Now that we've done this one, I want you guys to attempt to do the practice one left on the bottom of the page. What you should realize here is I'm asking us to calculate the rate constant. Basically before we can do that, we have to figure out what is the order of our reaction. I give us three graphs. Only one of them gives you a linear, line, a straight line. The one with the straight line gives you the identity of the reaction. It gives you if its first order, zeroth order or second order. Since this is the only one giving us a straight line, from this plot of y versus x, you should tell me what the order of the reaction is. From that, you need to know which integrated rate law to use. From that, you can solve for your rate constant, K. First tell me what's the order of the reaction based on this graph with the straight line and then from that information, you can find out what K is. Good luck guys!

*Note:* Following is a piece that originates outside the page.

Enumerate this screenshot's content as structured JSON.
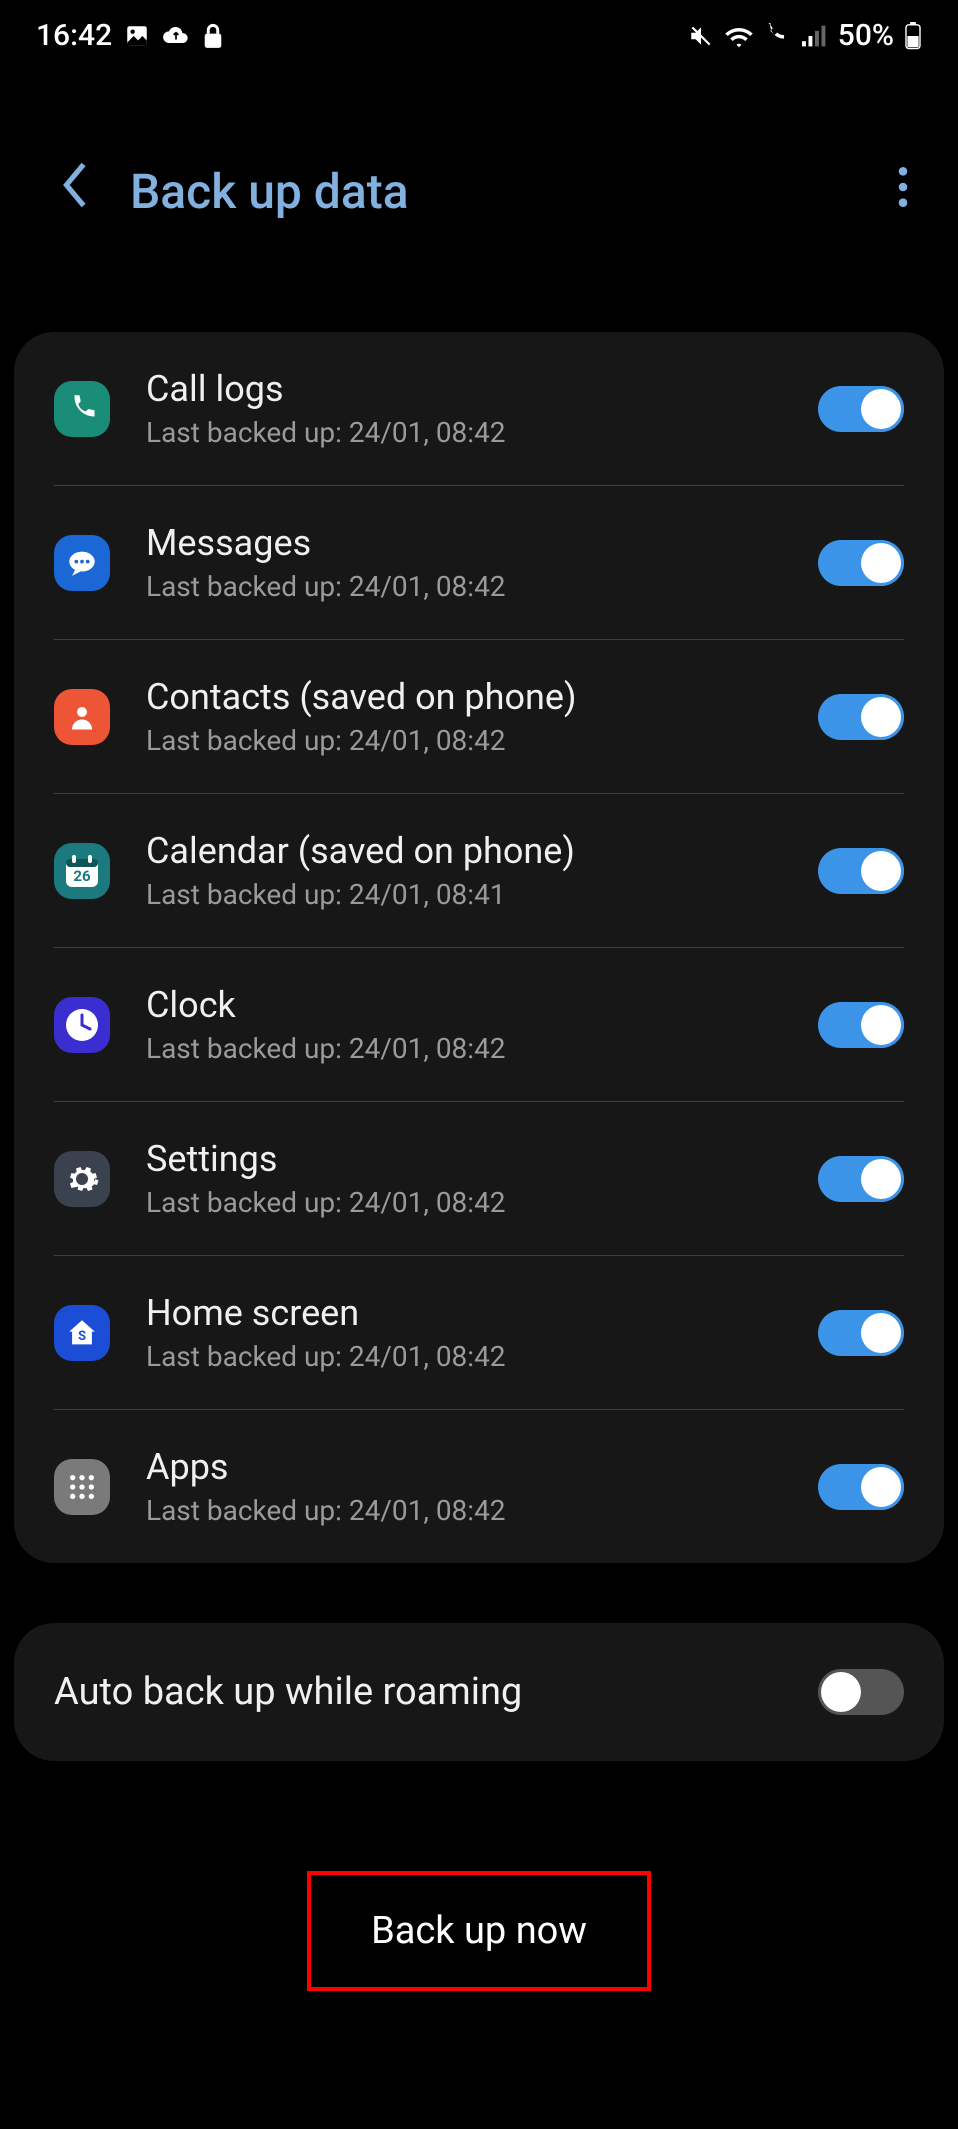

Practice: The three plots were done based on a chemical reaction. What is the rate constant of the reaction if it takes 21.2 minutes for the reaction to be 38.0% complete? 

Half-Life

Concept #3: Half-life is defined as the time it takes for half of the amount of a substance to decay in a certain amount of time.

Concentration and Integrated Rate Laws

Concept #4: For zeroth order reactions the concentration of reactants decreases in a uniform manner over time. 

Concept #5: For first order reactions the concentration of reactants decreases in a logarithmic manner.

Concept #6: For second order reactions the largest drop in concentration occurs initially followed by a decreasing loss of reactant.